Das demenzsensible Krankenhaus

2. November 2019 | Demenz, Rezensionen | 0 Kommentare

Es ist gut, dass sich viele Gedanken um die Betroffenen gemacht werden. Diesen Gedanken hat man im Kopf, während man das Buch „Das demenzsensible Krankenhaus“ durcharbeitet. Für Menschen, deren kognitive Fähigkeiten mehr oder weniger kontinuierlich abnehmen, ist ein Aufenthalt in einer Klinik nicht nur ein einschneidendes Ereignis, sondern geradezu eine Herausforderung. Denn die fremde Umgebung sorgt für Verunsicherung. Das lebhafte Geschehen um die Betroffenen herum können sie kaum in ihre Wahrnehmung integrieren.

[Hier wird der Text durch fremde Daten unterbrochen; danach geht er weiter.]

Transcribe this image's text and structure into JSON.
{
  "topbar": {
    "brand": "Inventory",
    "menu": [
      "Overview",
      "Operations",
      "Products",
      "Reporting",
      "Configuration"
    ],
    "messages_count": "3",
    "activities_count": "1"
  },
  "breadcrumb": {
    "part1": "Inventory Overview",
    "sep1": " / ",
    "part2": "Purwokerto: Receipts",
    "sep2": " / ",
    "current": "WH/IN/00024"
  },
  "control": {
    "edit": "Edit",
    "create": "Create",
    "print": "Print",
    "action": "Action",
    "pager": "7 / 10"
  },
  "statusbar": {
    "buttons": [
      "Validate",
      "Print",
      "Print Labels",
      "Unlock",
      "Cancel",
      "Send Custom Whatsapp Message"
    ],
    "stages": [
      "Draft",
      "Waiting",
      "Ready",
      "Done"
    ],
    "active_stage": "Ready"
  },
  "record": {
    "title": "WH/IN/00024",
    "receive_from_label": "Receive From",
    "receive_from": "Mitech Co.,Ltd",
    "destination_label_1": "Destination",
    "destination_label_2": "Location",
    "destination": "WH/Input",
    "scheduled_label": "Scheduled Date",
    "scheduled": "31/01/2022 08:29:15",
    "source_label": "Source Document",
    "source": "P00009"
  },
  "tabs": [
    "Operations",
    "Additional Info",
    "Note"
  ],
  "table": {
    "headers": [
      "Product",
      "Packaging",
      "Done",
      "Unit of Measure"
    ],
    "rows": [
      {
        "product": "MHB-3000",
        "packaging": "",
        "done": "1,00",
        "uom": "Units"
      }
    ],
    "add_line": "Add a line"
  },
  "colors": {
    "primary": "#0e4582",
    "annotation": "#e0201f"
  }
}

Für Erleichterung würde vieles sorgen, mit dem sich die Autorinnen und Autoren des Buchs beschäftigen. Besonders beeindruckend kommen die Impulse des Architekten Eckhard Feddersen daher. Feddersen stellt klar, dass sich nicht der Mensch mit Demenz, sondern das Krankenhaus ändern müsse, um dem Versorgungsbedarf dementer Menschen im Krankenhaus gerecht zu werden. Feddersen wünscht sich validierende Orte, die vom Prinzip der menschlichen Anerkennung getragen seien. Während in stationären Pflegeeinrichtungen die Persönlichkeit der Menschen im Vordergrund stehe, „dominiert im Krankenhaus der Fall – eben die Fraktur oder der Infarkt“ (S. 43). Ein Architekt müsse sich von der Auffassung eines funktionalen Raums verabschieden und müsse für mehr Wohnlichkeit sorgen (S. 44).

So engagiert die Autorinnen und Autoren des Buchs in den Beiträgen wirken, so wird die Schere zwischen dem Anspruch und der Wirklichkeit in der pflegerischen Versorgung der dementiell veränderten Menschen offensichtlich. Dies gilt nicht bloß für die architektonischen Anpassungen, die den Betroffenen entgegenkämen. Dies gilt auch für viele andere angesprochenen Themen. Aufhorchen lässt, wenn Feddersen in Aufnahmesituationen die Idee ins Gespräch bringt, für dementiell veränderte Menschen separate Warteräume zu schaffen oder die Reize in den jeweiligen Umgebungen zu kanalisieren. Feddersen fordert einen Ort, „der den Stress durch Geräusche mindert, die vielen Wechsel von Personen weniger spürbar macht und ganz allgemein die Spannung herabsetzt oder gar ausschließt“ S. 47).

Eine ansprechende Idee des Buchs ist es, die Wege der Betroffenen durch ein Krankenhaus auch bei der Strukturierung des Buchs zu nutzen. So begleiten die Leserin und der Leser die betroffenen Menschen durch die unterschiedlichen Orte einer Klinik. Der Gang beginnt in der Notaufnahme, erlebt seine Etappen bei Begegnungen auf der Station und bei diagnostischen Maßnahmen und endet bei einer gelungenen Entlassungsvorbereitung.

Markus Horneber / Rupert Püllen / Janine Hübner (Hrsg.): Das demenzsensible Krankenhaus – Grundlagen und Praxis einer patientenorientierten Betreuung und Versorgung, Kohlhammer-Verlag, Stuttgart 2019, ISBN 978-3-17-033435-9, 402 Seiten, 59 Euro.